Here, one more story.
Having decided to sit in meditation under the bodhi tree until he attains insight, Siddhartha Guatama (who was soon to become the Buddha) is confronted by Mara, the ultimate demon of humanity whose sole purpose it is to keep us from waking up to our own immediate sense of the present. These days we might call him The Interwebs, or just General Media. At first, he shows Sid beautiful women who tempt him to stop meditating and get it on with them instead; nah, says our man, think I’ll just hang out here with my breath for a bit. Next, Mara vaults an assault of arrows at Siddhartha, but as he unflinchingly sits there, cool as a cucumber, refusing to accept the fear that they are meant to instill as being real, they turn to flowers and fall at his feet. Not ready to give up, Mara shows Siddhartha his own corpse, decaying away and then, finally, he pulls out the big guns, saddles up beside our man and says ‘this is stupid, dude. What are you doing here? Don’t you have something else you should be doing? Life is SHORT, man! Shouldn’t you be living, eating chocolate bars or hanging with the family or something? This is pointless. You’re shirking your duties and responsibilities, you know.’
Right there, Sid turns to Mara and says “there is nothing but this moment right here and this is what I am doing” and, with that, he awakens! Mara, it’s said, continued to come back and try and irk Buddha with bouts of restlessness, aversion, craving, sleepiness and skeptical doubt, but our man was too sly for those old tricks and he’d catch sight of Mara slinking around in the shadows, like a raccoon behind a tree pretending to be a bear, and say “I see you, Mara”. Acknowledgement is our honesty, bravery holds us to the course.

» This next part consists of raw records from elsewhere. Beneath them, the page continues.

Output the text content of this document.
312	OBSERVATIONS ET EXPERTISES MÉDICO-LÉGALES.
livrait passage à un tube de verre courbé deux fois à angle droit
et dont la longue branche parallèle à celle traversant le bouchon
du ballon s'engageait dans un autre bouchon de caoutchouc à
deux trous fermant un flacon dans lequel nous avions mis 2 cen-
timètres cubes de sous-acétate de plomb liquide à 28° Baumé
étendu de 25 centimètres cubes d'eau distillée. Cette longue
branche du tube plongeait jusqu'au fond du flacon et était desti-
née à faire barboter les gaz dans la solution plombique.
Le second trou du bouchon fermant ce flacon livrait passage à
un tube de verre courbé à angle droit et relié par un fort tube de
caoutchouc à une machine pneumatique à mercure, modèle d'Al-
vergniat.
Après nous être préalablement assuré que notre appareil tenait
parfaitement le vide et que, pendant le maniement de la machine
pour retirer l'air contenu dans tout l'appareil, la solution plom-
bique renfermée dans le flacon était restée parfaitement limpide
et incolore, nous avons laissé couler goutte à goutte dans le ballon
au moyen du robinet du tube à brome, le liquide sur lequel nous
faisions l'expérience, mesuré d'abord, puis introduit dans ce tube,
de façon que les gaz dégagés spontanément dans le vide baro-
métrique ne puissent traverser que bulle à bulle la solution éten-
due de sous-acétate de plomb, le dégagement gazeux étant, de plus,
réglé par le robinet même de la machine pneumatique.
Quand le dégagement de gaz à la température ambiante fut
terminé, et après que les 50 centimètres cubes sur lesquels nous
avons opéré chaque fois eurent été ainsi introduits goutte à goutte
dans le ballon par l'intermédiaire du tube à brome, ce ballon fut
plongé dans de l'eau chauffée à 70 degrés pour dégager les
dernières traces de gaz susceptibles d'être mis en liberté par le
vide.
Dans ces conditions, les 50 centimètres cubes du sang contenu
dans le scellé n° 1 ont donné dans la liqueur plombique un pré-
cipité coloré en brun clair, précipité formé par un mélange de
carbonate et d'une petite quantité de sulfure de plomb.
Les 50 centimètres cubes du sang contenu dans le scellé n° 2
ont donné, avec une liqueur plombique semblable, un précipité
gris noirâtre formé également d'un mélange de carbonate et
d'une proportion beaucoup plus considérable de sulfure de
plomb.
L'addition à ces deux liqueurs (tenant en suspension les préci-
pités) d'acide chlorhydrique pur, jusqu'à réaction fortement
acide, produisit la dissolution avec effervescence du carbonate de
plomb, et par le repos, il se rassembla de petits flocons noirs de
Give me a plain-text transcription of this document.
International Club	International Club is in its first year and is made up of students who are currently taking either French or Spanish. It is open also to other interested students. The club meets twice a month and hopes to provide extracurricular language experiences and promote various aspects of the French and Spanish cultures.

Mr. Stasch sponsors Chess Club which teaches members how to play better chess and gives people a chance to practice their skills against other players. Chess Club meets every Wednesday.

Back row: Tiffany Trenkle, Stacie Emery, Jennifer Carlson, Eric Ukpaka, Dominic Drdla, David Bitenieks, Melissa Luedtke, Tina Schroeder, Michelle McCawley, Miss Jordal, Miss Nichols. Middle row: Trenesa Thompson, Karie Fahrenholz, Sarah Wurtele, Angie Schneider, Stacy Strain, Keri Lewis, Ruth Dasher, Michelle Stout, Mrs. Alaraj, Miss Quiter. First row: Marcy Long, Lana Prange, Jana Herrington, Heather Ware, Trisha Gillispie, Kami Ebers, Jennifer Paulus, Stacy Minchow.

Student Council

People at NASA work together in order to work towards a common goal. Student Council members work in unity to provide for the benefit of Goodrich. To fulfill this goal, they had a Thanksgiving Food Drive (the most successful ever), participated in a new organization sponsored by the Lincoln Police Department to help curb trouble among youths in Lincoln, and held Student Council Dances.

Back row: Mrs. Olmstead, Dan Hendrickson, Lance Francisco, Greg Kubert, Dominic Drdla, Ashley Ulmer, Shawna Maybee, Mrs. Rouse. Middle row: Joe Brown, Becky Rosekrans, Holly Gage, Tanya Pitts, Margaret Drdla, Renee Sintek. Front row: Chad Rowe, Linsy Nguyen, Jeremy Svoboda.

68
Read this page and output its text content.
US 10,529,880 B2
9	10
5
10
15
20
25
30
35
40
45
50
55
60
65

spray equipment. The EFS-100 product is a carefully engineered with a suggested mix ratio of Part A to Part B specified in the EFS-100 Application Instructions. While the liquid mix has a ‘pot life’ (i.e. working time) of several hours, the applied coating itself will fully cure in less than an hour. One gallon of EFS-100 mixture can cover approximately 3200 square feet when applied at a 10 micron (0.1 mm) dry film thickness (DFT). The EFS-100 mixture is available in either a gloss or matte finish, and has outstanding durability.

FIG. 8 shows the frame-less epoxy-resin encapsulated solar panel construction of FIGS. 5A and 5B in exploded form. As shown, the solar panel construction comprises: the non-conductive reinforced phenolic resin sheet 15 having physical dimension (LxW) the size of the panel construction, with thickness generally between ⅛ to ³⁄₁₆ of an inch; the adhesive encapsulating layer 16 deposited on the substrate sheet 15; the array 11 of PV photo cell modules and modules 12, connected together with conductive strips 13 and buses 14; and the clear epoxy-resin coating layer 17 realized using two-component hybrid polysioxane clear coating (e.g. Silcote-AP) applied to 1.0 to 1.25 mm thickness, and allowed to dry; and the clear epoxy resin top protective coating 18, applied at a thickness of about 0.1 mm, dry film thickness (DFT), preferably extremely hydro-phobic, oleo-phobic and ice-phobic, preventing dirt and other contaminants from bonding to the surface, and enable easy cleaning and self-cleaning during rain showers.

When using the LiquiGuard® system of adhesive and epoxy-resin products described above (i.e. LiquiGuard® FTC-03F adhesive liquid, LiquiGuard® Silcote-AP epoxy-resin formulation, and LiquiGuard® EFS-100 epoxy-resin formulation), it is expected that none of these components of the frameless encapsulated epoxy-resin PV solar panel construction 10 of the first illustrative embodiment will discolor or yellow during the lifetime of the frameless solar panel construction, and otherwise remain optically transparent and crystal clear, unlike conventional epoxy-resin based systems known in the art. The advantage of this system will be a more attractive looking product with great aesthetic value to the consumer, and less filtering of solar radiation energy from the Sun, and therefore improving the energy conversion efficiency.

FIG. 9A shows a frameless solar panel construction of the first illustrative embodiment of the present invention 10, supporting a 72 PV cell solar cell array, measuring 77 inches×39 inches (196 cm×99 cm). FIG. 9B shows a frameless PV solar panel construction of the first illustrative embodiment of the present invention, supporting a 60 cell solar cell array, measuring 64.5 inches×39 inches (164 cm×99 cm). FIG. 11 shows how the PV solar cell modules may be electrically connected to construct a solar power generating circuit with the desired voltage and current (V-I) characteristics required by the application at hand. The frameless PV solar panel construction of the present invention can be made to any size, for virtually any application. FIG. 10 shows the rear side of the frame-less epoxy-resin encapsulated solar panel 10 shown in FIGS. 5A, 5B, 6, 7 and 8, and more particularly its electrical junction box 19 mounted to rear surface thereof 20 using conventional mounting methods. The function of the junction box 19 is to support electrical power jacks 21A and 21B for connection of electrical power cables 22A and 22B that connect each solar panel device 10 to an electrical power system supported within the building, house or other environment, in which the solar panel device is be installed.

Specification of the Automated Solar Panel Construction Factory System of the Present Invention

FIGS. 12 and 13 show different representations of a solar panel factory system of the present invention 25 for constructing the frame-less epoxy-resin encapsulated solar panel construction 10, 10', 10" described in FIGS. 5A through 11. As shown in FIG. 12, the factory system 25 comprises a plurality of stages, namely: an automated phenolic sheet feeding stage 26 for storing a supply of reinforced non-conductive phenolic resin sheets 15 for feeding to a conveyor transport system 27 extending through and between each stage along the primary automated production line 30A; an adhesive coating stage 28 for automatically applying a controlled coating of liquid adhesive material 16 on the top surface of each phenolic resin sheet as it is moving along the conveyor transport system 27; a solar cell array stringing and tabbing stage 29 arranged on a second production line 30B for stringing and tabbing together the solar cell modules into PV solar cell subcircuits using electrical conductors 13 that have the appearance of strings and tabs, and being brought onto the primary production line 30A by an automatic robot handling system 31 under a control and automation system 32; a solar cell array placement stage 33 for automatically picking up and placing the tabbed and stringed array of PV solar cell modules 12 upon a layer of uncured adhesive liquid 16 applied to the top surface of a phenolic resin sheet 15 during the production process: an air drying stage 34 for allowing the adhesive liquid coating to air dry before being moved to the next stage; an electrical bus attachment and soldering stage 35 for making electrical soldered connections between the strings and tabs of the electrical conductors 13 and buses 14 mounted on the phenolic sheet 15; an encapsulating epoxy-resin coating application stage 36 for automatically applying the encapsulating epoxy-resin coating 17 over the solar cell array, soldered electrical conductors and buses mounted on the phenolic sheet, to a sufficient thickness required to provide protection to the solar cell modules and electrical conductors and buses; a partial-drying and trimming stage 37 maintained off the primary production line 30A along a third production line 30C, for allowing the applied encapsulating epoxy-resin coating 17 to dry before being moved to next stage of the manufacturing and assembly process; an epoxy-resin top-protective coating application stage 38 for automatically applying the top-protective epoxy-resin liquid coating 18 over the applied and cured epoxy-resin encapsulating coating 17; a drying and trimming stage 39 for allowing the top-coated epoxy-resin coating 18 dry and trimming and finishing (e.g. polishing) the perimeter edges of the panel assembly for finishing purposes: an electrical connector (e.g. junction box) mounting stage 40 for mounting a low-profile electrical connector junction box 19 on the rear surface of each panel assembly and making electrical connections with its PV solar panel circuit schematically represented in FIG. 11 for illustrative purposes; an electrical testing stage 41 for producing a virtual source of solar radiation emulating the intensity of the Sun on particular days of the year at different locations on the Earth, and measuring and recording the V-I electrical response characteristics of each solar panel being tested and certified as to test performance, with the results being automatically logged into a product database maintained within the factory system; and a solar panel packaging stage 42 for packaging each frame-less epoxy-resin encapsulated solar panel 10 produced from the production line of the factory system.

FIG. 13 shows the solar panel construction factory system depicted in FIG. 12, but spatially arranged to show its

My wife bought me a Road ID for Father’s Day last year. On it is my name, birthdate, phone number, her name, and her phone number. Like a medical alert bracelet, the idea is that is speaks for you when you can’t. It is, in no uncertain or blindly symbolic way, my connection to the familiar, to my home. ‘It’s because you’re always getting lost,’ she said; I’m a bit of a smart ass though and so I replied, ‘yeah, but that’s where I find myself so often.’ ‘Right’, she said, ‘and this will bring you back to us.’
I’m sure that it’s a pain to be married to someone like me — I’m impulsive in a calculated way, dedicated to pushing out against my own boundaries, and enthusiastically unconventional in my sense of fun. I run ultradistance trail races through the mountains and forests for kicks and, quite literally, can’t go for a bike ride that’s less than three hours. I often get lost. I’m a bit of a danger to myself in my unbridled love for doing exciting things outdoors and mercurial in almost every aspect of my personal and professional lives. But — and this, I’m convinced, is why she likes me — I choose to be this way on purpose and am fully committed. I thrive off of my own love of life and do everything I can to be infectious about it. I hear the myths, want to live them for myself, and then want to pass the story along so that, hopefully, other folks will catch the fever too. Isn’t that what we’ve always done?
See, this isn’t my story, it’s our story and all you need is gumption and a good pair of shoes… but like that other beautiful game, even the shoes are optional.